Crucible of Time

The others had also noticed the change. Dean took in a great, gulping breath, looking up and around.

“Hot pipe! Trees and a half!” he exclaimed, wonderingly. “Biggest I ever saw anywhere!”

Mildred had crooked her arm through J.B.’s elbow, and they were swinging along like a carefree pair of tourists. Ryan considered pointing out that they should all be still ready on condition orange, prepared for any danger. But there didn’t seem a threat at all, so he let it lie.

She glanced around at him. “I think I came here when I was a little girl. Daddy had been murdered by the Klan three or four years earlier. His brother, Uncle Josh, brought me up here to King’s Canyon with his family. In a big Winnebago camper, as I recall. He told me that the trees reached up to heaven. I asked if I could climb up to the top and meet Daddy. He laughed and said that maybe I could, when I got a little older.” Her smile vanished. “Never did,” she said quietly.

At that moment the two sentries who’d been keeping them invisible company emerged from the trees.

They both wore a sort of uniform. Both were in matching white shirts and maroon jackets, with some kind of silver insignia, while one wore black pants and the other dark blue. Both men had heavy-duty boots and were bareheaded, hair neatly trimmed to their collars. Neither of them had any beard or mustache.

Automatically Ryan looked to see what kind of blasters they were carrying. Both of the men, who looked to be in their late twenties, had belts with a holstered pistol in it. But it wasn’t possible to make out what they were, beyond the fact they looked like revolvers rather than automatics. Each of the guards also had a long blaster slung across his shoulders.

“Winchester 94s,” J.B. said. “Looks very much to me like the Magnum model. Holds ten rounds of big .44s. Dates from the late 1960s.”

At a first glance it looked like the firearms were all in good, clean condition.

The taller of the two guards nodded in a friendly manner. “Welcome to the Children of the Rock, brothers and sisters. You understand that we have to be a little suspicious about letting any strangers in.”

“You sec men?” Jak asked.

“No. Everyone takes a turn on all the duties. Tomorrow I might be in the kitchens. Not the way we run the ville to have sec men, kid.”

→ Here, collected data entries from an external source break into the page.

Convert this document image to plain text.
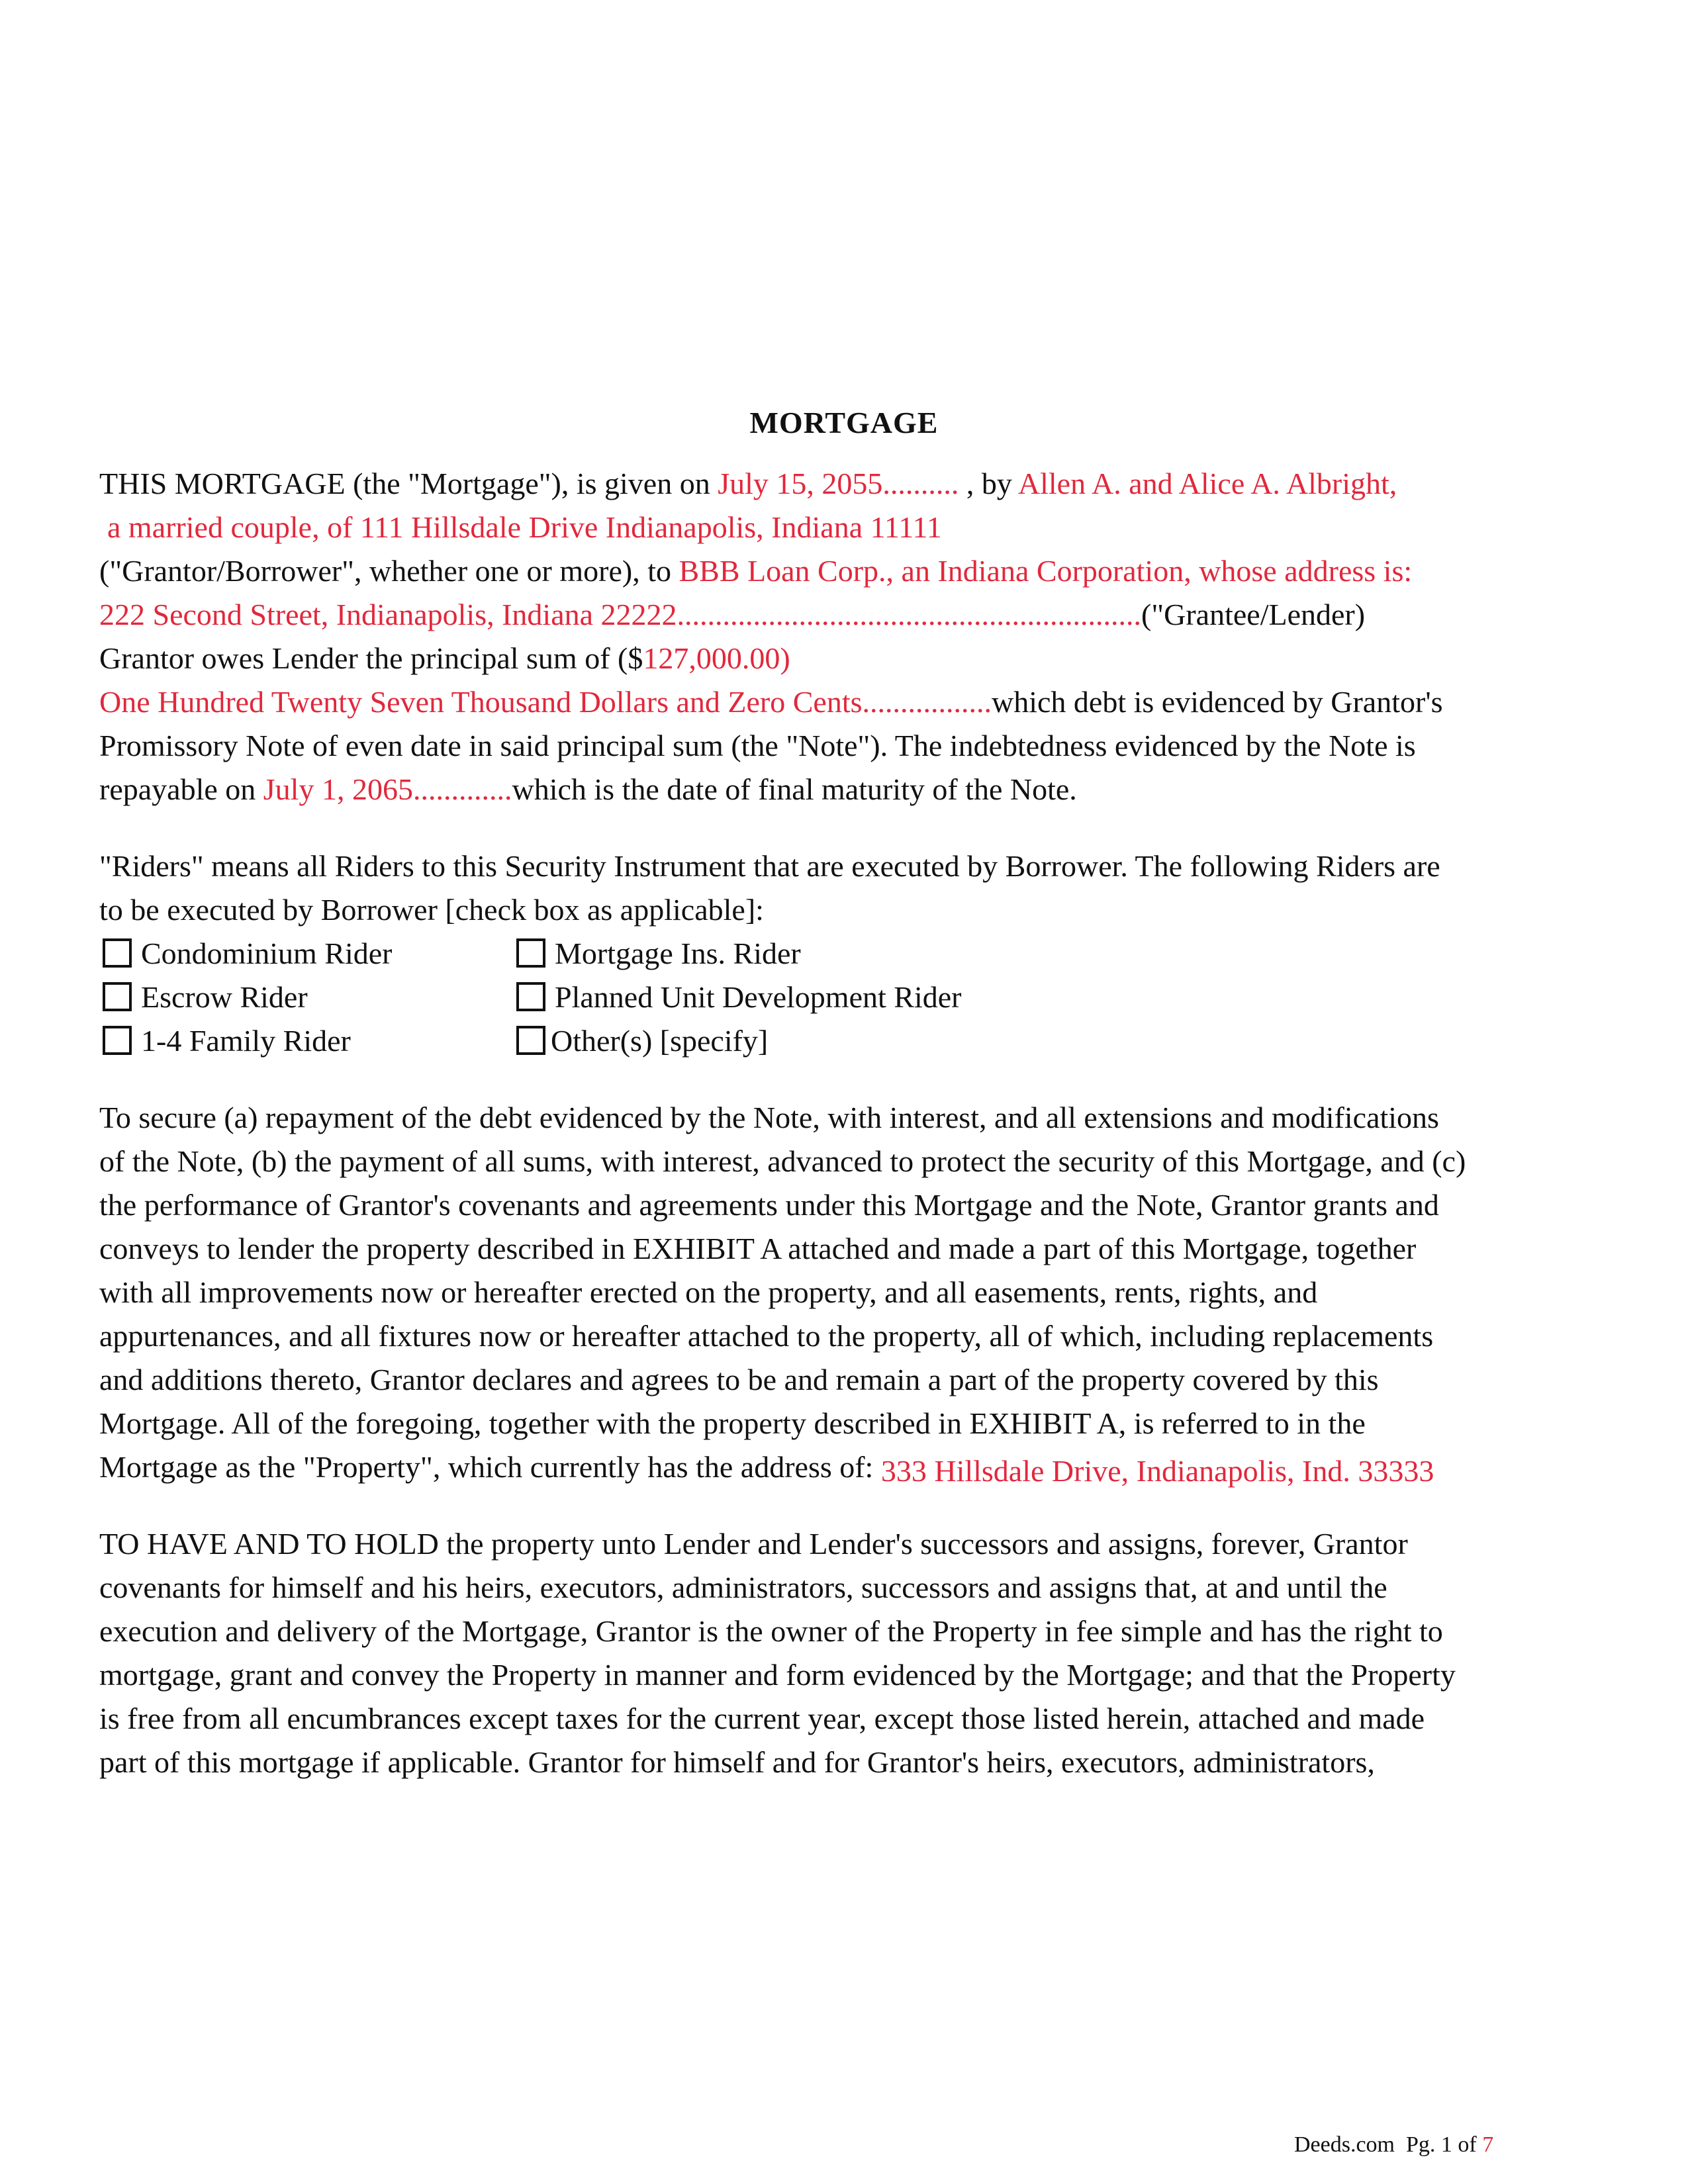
MORTGAGE
THIS MORTGAGE (the "Mortgage"), is given on July 15, 2055.......... , by Allen A. and Alice A. Albright,
a married couple, of 111 Hillsdale Drive Indianapolis, Indiana 11111
("Grantor/Borrower", whether one or more), to BBB Loan Corp., an Indiana Corporation, whose address is:
222 Second Street, Indianapolis, Indiana 22222.............................................................("Grantee/Lender)
Grantor owes Lender the principal sum of ($127,000.00)
One Hundred Twenty Seven Thousand Dollars and Zero Cents.................which debt is evidenced by Grantor's
Promissory Note of even date in said principal sum (the "Note"). The indebtedness evidenced by the Note is
repayable on July 1, 2065.............which is the date of final maturity of the Note.
"Riders" means all Riders to this Security Instrument that are executed by Borrower. The following Riders are
to be executed by Borrower [check box as applicable]:
Condominium Rider
Escrow Rider
1-4 Family Rider
Mortgage Ins. Rider
Planned Unit Development Rider
Other(s) [specify]
To secure (a) repayment of the debt evidenced by the Note, with interest, and all extensions and modifications
of the Note, (b) the payment of all sums, with interest, advanced to protect the security of this Mortgage, and (c)
the performance of Grantor's covenants and agreements under this Mortgage and the Note, Grantor grants and
conveys to lender the property described in EXHIBIT A attached and made a part of this Mortgage, together
with all improvements now or hereafter erected on the property, and all easements, rents, rights, and
appurtenances, and all fixtures now or hereafter attached to the property, all of which, including replacements
and additions thereto, Grantor declares and agrees to be and remain a part of the property covered by this
Mortgage. All of the foregoing, together with the property described in EXHIBIT A, is referred to in the
Mortgage as the "Property", which currently has the address of: 333 Hillsdale Drive, Indianapolis, Ind. 33333
TO HAVE AND TO HOLD the property unto Lender and Lender's successors and assigns, forever, Grantor
covenants for himself and his heirs, executors, administrators, successors and assigns that, at and until the
execution and delivery of the Mortgage, Grantor is the owner of the Property in fee simple and has the right to
mortgage, grant and convey the Property in manner and form evidenced by the Mortgage; and that the Property
is free from all encumbrances except taxes for the current year, except those listed herein, attached and made
part of this mortgage if applicable. Grantor for himself and for Grantor's heirs, executors, administrators,
Deeds.com Pg. 1 of 7
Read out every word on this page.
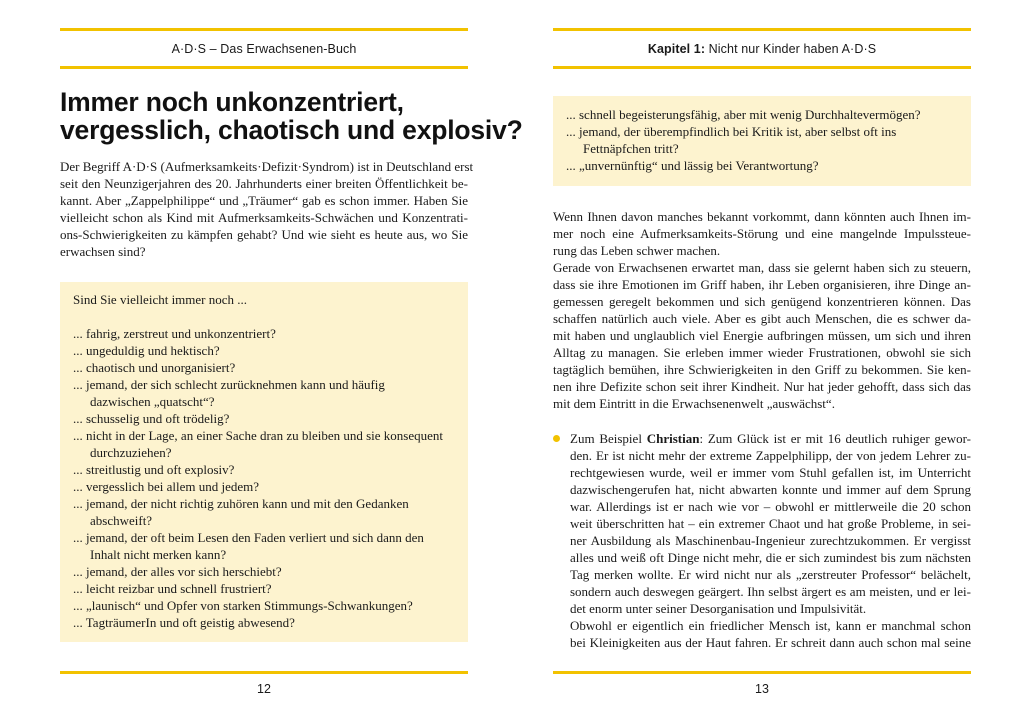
A·D·S – Das Erwachsenen-Buch
Immer noch unkonzentriert,
vergesslich, chaotisch und explosiv?
Der Begriff A·D·S (Aufmerksamkeits·Defizit·Syndrom) ist in Deutschland erst
seit den Neunzigerjahren des 20. Jahrhunderts einer breiten Öffentlichkeit be-
kannt. Aber „Zappelphilippe“ und „Träumer“ gab es schon immer. Haben Sie
vielleicht schon als Kind mit Aufmerksamkeits-Schwächen und Konzentrati-
ons-Schwierigkeiten zu kämpfen gehabt? Und wie sieht es heute aus, wo Sie
erwachsen sind?
Sind Sie vielleicht immer noch ...
... fahrig, zerstreut und unkonzentriert?
... ungeduldig und hektisch?
... chaotisch und unorganisiert?
... jemand, der sich schlecht zurücknehmen kann und häufig
dazwischen „quatscht“?
... schusselig und oft trödelig?
... nicht in der Lage, an einer Sache dran zu bleiben und sie konsequent
durchzuziehen?
... streitlustig und oft explosiv?
... vergesslich bei allem und jedem?
... jemand, der nicht richtig zuhören kann und mit den Gedanken
abschweift?
... jemand, der oft beim Lesen den Faden verliert und sich dann den
Inhalt nicht merken kann?
... jemand, der alles vor sich herschiebt?
... leicht reizbar und schnell frustriert?
... „launisch“ und Opfer von starken Stimmungs-Schwankungen?
... TagträumerIn und oft geistig abwesend?
12
Kapitel 1: Nicht nur Kinder haben A·D·S
... schnell begeisterungsfähig, aber mit wenig Durchhaltevermögen?
... jemand, der überempfindlich bei Kritik ist, aber selbst oft ins
Fettnäpfchen tritt?
... „unvernünftig“ und lässig bei Verantwortung?
Wenn Ihnen davon manches bekannt vorkommt, dann könnten auch Ihnen im-
mer noch eine Aufmerksamkeits-Störung und eine mangelnde Impulssteue-
rung das Leben schwer machen.
Gerade von Erwachsenen erwartet man, dass sie gelernt haben sich zu steuern,
dass sie ihre Emotionen im Griff haben, ihr Leben organisieren, ihre Dinge an-
gemessen geregelt bekommen und sich genügend konzentrieren können. Das
schaffen natürlich auch viele. Aber es gibt auch Menschen, die es schwer da-
mit haben und unglaublich viel Energie aufbringen müssen, um sich und ihren
Alltag zu managen. Sie erleben immer wieder Frustrationen, obwohl sie sich
tagtäglich bemühen, ihre Schwierigkeiten in den Griff zu bekommen. Sie ken-
nen ihre Defizite schon seit ihrer Kindheit. Nur hat jeder gehofft, dass sich das
mit dem Eintritt in die Erwachsenenwelt „auswächst“.
Zum Beispiel Christian: Zum Glück ist er mit 16 deutlich ruhiger gewor-
den. Er ist nicht mehr der extreme Zappelphilipp, der von jedem Lehrer zu-
rechtgewiesen wurde, weil er immer vom Stuhl gefallen ist, im Unterricht
dazwischengerufen hat, nicht abwarten konnte und immer auf dem Sprung
war. Allerdings ist er nach wie vor – obwohl er mittlerweile die 20 schon
weit überschritten hat – ein extremer Chaot und hat große Probleme, in sei-
ner Ausbildung als Maschinenbau-Ingenieur zurechtzukommen. Er vergisst
alles und weiß oft Dinge nicht mehr, die er sich zumindest bis zum nächsten
Tag merken wollte. Er wird nicht nur als „zerstreuter Professor“ belächelt,
sondern auch deswegen geärgert. Ihn selbst ärgert es am meisten, und er lei-
det enorm unter seiner Desorganisation und Impulsivität.
Obwohl er eigentlich ein friedlicher Mensch ist, kann er manchmal schon
bei Kleinigkeiten aus der Haut fahren. Er schreit dann auch schon mal seine
13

Jak’s face tightened. “Don’t call me kid. Got name. Jak. Use that.”

“Sure thing. Jak it is. I’m Josiah Steele. Partner’s called Jim Owsley.”

The shorter of the pair nodded tersely, not speaking, his face showing little sign of welcome. Ryan noticed that Owsley had a poor complexion with weeping sores around the mouth.

“You all got names?” Steele asked.

“Ryan Cawdor. This is Krysty Wroth. Young man’s called Jak Lauren. This is my son, Dean. Fellow in the hat’s J.B. Dix. Lady’s name is Mildred Wyeth.” He thought about giving her the proper medical title, and decided at the last moment against it. The less people knew about you, the better. “And the old guy with the nasty cough’s called Dr. Theophilus Tanner.”

“He a real doctor?” Owsley asked. “Don’t get many of them to the pound, these days, these parts.”

“I am indeed a real doctor,” Doc said in his finest, roundest oratorical voice. “But not of the followers of Hippocrates. I am of the philosophical and scientific persuasion, my dear fellow. With degrees from some of the finest centers of learning in the known world. Or, even, the unknown world, as well. Of the heartland of Christendom and of all Jewry. Harvard and Oxford are among the several educational establishments that have been honored by my presence.”

“I don’t understand but one fucking word in ten,” Owsley said, his mouth set like a line trap.

His partner, Steele, touched him on the sleeve. “Watch the language, Brother Jim. You know that our leader, Brother Joshua, likes not profanity.”

Owsley scowled at him, obviously parroting the words of their chief. ” ‘An obscene word in the mouth of a profane man is as unpleasant as maggots in a fresh wound.’ ” He sniffed. “Sure, I know it, Josiah.”